Downselection by the US Army for the engineering, manufacture and design phase of its future Common Infrared Countermeasures (CIRCM) programme is expected to be made in July, and could include low rate initial production (LRIP) of the aircraft protection system.
Following the completion of a 24-month technology development phase – and the subsequent follow-on 12-month bridge effort – in March 2015, competing primes BAE Systems and Northrop Grumman are awaiting the results of bids submitted in November for the EMD phase, for which the downselection to one vendor is now being prepared.
“We completed that portion [the technology definition phase] and feedback from the government was positive,” Chris Ager, director of infrared countermeasures at BAE, tells Flightglobal. “The plan is for a contract award on 20 July.
“The next phase of the EMD consists of a base programme that is essentially maturing the hardware … for reliability, as well as delivering some sets of EMD hardware.”
This 26-month phase will cover the delivery of 21 CIRCM systems, and includes an option to begin LRIP, as well as options to include US-Navy specific systems.
“They could exercise these options at any time during that EMD programme,” Ager says.
Initial work centres on the Sikorsky UH-60 Black Hawk, which will be followed by the Boeing AH-64 Apache. At present, 10 aircraft are touted to receive the CIRCM system. LRIP could start in 2017 and the first unit could be fielded by 2019, Ager says.
Defence export features were also introduced in the RfP so that CIRCM could be exported, although the release of funding for this remains unconfirmed.
BAE is the manufacturer of the legacy Advanced Threat Infrared Countermeasures (ATIRCM) system that CIRCM will replace, which Ager says was effective, but needed to be made smaller and lighter.

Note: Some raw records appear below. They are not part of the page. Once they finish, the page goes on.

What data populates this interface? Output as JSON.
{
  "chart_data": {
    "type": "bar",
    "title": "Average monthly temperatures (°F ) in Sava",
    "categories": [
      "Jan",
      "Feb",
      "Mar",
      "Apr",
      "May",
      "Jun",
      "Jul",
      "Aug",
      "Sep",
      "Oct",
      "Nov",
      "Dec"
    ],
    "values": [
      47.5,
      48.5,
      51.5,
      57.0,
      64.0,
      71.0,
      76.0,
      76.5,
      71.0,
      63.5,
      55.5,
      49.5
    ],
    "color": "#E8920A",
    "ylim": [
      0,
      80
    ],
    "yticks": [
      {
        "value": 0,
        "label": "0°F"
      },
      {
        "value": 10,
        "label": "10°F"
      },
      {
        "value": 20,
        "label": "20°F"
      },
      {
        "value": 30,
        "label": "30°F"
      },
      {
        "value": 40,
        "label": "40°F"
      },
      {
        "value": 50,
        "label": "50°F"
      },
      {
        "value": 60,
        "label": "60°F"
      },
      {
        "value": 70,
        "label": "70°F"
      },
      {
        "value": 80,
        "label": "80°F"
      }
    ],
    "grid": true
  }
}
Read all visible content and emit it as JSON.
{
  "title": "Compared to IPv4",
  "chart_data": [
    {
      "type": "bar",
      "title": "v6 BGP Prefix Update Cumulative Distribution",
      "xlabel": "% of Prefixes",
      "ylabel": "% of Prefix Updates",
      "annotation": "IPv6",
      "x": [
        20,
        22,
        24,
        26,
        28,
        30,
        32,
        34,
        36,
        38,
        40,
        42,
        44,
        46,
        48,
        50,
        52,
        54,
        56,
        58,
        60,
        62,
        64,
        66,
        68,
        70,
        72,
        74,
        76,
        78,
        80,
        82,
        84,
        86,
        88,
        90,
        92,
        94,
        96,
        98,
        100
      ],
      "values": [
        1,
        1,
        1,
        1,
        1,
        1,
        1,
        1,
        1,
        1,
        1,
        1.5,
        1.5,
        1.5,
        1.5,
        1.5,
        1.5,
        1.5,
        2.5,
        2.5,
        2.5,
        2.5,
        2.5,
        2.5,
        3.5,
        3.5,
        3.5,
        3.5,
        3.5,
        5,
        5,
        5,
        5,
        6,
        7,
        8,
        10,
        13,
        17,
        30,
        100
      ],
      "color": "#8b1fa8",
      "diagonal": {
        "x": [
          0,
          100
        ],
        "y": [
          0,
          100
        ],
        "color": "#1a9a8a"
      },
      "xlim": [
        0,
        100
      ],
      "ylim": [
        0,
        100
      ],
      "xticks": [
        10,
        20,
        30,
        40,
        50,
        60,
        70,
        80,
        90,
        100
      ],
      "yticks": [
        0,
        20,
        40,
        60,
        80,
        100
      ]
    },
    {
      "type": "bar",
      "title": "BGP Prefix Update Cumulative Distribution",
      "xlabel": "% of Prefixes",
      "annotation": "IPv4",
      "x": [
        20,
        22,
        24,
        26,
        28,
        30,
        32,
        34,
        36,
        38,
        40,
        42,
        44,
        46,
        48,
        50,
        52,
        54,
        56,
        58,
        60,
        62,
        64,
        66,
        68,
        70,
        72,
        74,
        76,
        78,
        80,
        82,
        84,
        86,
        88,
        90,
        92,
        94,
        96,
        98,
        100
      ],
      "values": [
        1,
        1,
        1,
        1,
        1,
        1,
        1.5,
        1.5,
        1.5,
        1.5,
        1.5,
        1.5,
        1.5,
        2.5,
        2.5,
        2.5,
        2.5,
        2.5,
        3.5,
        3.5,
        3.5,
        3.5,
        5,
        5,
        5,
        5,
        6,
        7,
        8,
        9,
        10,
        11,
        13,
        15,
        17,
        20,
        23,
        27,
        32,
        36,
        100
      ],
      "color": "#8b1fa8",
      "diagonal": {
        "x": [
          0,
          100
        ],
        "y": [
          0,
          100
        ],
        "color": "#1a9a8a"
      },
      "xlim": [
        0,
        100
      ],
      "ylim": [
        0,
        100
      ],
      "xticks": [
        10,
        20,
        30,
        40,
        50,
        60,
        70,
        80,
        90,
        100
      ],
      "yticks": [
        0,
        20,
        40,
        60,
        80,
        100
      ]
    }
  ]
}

CIRCM is a laser-based aircraft protection suite to counter threats to rotary and light fixed-wing aircraft such as man-portable air-defence missiles, and will be integrated with the Common Missile Warning System (CMWS) also manufactured by BAE, which Ager says increases the “chance of system success” if the BAE CIRCM proposal is chosen.
Ager notes that maturity and reliability of CIRCM are part of the requirement, and says that “we have a good track record of these”.
“We are now waiting on what the decision is going to be,” he adds.